Oh, sí, como alguien lo ha dicho
yo puedo ser más ingenioso que él;
mejor conversador, pero muchas, muchas veces
al escuchar su voz cordial resonando con fe sublime,
al considerar su sacrificio supremo, al recordar su heroísmo
me sentí pequeño ante su grandeza
y me encontré a mí mismo luchando por contener
las lágrimas de mis ojos
y calmar mi corazón
impidiendo a mi garganta sollozar frente a él:
este hombre llamado ladrón y asesino
y sentenciado a muerte.

Pero el nombre de Sacco vivirá
en el corazón de la gente y en su gratitud
cuando los huesos de Katzmann
y los vuestros hayan sido dispersados por el tiempo;
cuando vuestro nombre,
vuestras leyes e instituciones
y vuestro falso dios
sean apenas el borroso recuerdo
de un pasado maldito en que el hombre
era lobo del hombre.
Si no hubiera sido por esto
yo podría haber gastado mi vida
hablando en las esquinas a gente burlona.
Podría haber muerto inadvertido, ignorado, un fracaso.
Ahora no somos un fracaso.
Ésta es nuestra carrera y nuestro triunfo.
Nunca en toda nuestra vida pudimos esperar
hacer tal trabajo
por la tolerancia, por la justicia, por la comprensión
del hombre por el hombre
como ahora lo hacemos por accidente.
Nuestras palabras, nuestras vidas,
nuestros dolores… ¡nada!
La toma de nuestras vidas
-vidas de un buen zapatero y un pobre
vendedor ambulante de pescado-
¡todo! Ese último momento nos pertenece:
esa agonía es nuestro triunfo.

Minutos antes, el juez le había preguntado a Sacco si había algún motivo por el cual no lo tenían que condenar a muerte. El hombre se puso de pie y se quedó en silencio un largo rato. Habló con voz suave. Proclamó su inocencia y la de su camarada. Calificó al juicio como cruel, inhumano e injusto. En ese momento levantó la vista y miró al juez a los ojos. «Usted lo sabe bien», le dijo. Él no era orador y lo sabía. Dijo que prefería dejarle su tiempo a su camarada.

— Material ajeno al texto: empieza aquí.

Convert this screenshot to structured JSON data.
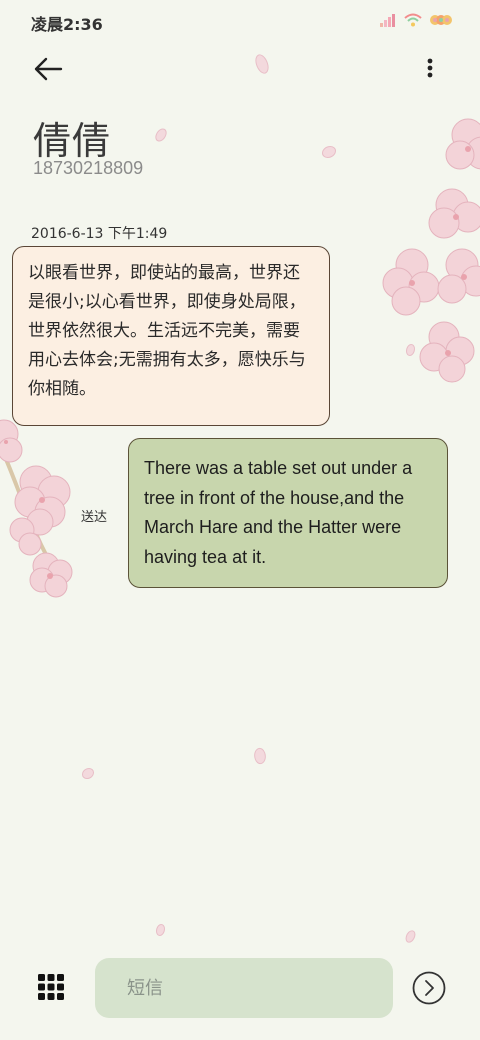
{
  "status_bar": {
    "time": "凌晨2:36",
    "signal_icon": "signal-bars-icon",
    "wifi_icon": "wifi-icon",
    "battery_icon": "battery-icon"
  },
  "header": {
    "back_icon": "arrow-left-icon",
    "more_icon": "more-vertical-icon"
  },
  "contact": {
    "name": "倩倩",
    "number": "18730218809"
  },
  "conversation": {
    "date": "2016-6-13 下午1:49",
    "incoming_message": "以眼看世界，即使站的最高，世界还是很小;以心看世界，即使身处局限，世界依然很大。生活远不完美，需要用心去体会;无需拥有太多，愿快乐与你相随。",
    "outgoing_message": "There was a table set out under a tree in front of the house,and the March Hare and the Hatter were having tea at it.",
    "delivery_status": "送达"
  },
  "composer": {
    "placeholder": "短信",
    "apps_icon": "grid-icon",
    "send_icon": "send-arrow-icon"
  },
  "colors": {
    "background": "#f4f6ee",
    "incoming_bubble": "#fcefe2",
    "outgoing_bubble": "#c8d6ad",
    "input_background": "#d6e3cd"
  }
}
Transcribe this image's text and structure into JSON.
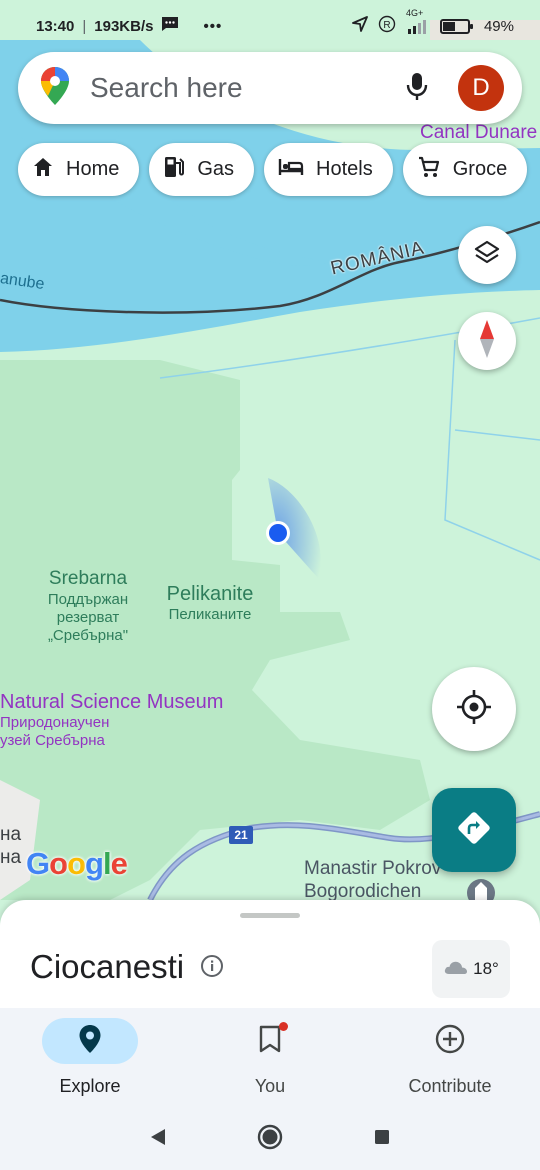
{
  "status_bar": {
    "time": "13:40",
    "speed": "193KB/s",
    "more": "•••",
    "network": "4G+",
    "battery": "49%"
  },
  "search": {
    "placeholder": "Search here",
    "avatar_letter": "D"
  },
  "chips": [
    {
      "label": "Home",
      "icon": "home-icon"
    },
    {
      "label": "Gas",
      "icon": "gas-station-icon"
    },
    {
      "label": "Hotels",
      "icon": "bed-icon"
    },
    {
      "label": "Groce",
      "icon": "cart-icon"
    }
  ],
  "map": {
    "labels": {
      "canal": "Canal Dunare",
      "danube": "anube",
      "romania": "ROMÂNIA",
      "srebarna": "Srebarna",
      "srebarna_bg_1": "Поддържан",
      "srebarna_bg_2": "резерват",
      "srebarna_bg_3": "„Сребърна\"",
      "pelikanite": "Pelikanite",
      "pelikanite_bg": "Пеликаните",
      "museum": "Natural Science Museum",
      "museum_bg_1": "Природонаучен",
      "museum_bg_2": "узей Сребърна",
      "road_number": "21",
      "town_1": "на",
      "town_2": "на",
      "monastery_1": "Manastir Pokrov",
      "monastery_2": "Bogorodichen"
    },
    "colors": {
      "land": "#cdf3da",
      "park": "#b9e8c6",
      "water": "#7fd1ea",
      "border": "#3c4043",
      "road": "#8ea4d1",
      "location": "#1a5cf0"
    }
  },
  "google_logo": {
    "G": "G",
    "o1": "o",
    "o2": "o",
    "g": "g",
    "l": "l",
    "e": "e"
  },
  "sheet": {
    "place_name": "Ciocanesti",
    "temperature": "18°"
  },
  "nav": {
    "items": [
      {
        "label": "Explore",
        "icon": "location-pin-icon",
        "active": true
      },
      {
        "label": "You",
        "icon": "bookmark-icon",
        "active": false
      },
      {
        "label": "Contribute",
        "icon": "add-circle-icon",
        "active": false
      }
    ]
  }
}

Desde la cárcel, durante esos seis años de espera, los dos hombres escribieron varias cartas. Las más conmovedoras son las que ambos le escribieron a Dante Sacco, el pequeño hijo de Nicola. Vanzetti, sin hijos y conocedor de la parquedad de su amigo, quiso que el chico tuviera en el futuro una imagen cabal del padre, cuando ya no lo tuviera con él y fuera lo suficientemente grande para entender lo sucedido:

«Te digo que tu padre no es un criminal, sino por el contrario, uno de los mejores hombres que yo haya conocido nunca. Algún día podrás entender lo que te digo: tu padre ha sacrificado todo lo que en la vida hay de más querido para el corazón y más sagrado para el alma, por su fe en la libertad y la justicia para todos. (…) Acordate, Dante. acordate siempre de esto: nosotros no somos ni fuimos nunca criminales; nos declararon culpables en virtud de falsos testimonios, nos han denegado varias veces un nuevo proceso y si somos ejecutados después de siete años, cuatro meses, y diecisiete días de indescriptibles torturas, es solo por la razón ya expuesta por mí: porque estuvimos y estamos siempre de parte de los pobres y contra la explotación y la opresión del hombre sobre el hombre.(…) Y ahora, querido Dante, se siempre bueno y valeroso. Siempre … Un cariñoso abrazo»

El padre, Nicola Sacco, también quiso dejarle su mensaje a Dante, su propio hijo. Desde su estrecha celda, ya sin esperanza, casi a la puerta del patíbulo escribió:

«(…) Así que, hijo, en vez de llorar, sé fuerte, de modo que seas capaz de consolar a tu madre… llevala a una larga caminata por el campo en silencio, junten flores silvestres aquí y allá, descansen a la sombra de los árboles… pero recordá siempre, Dante, en este juego de la felicidad no te sirvas a ti mismo únicamente… ayudá a los perseguidos y a las víctimas, porque son ellos tus mejores amigos. En esta lucha de vida hallarás más amor y serás amado».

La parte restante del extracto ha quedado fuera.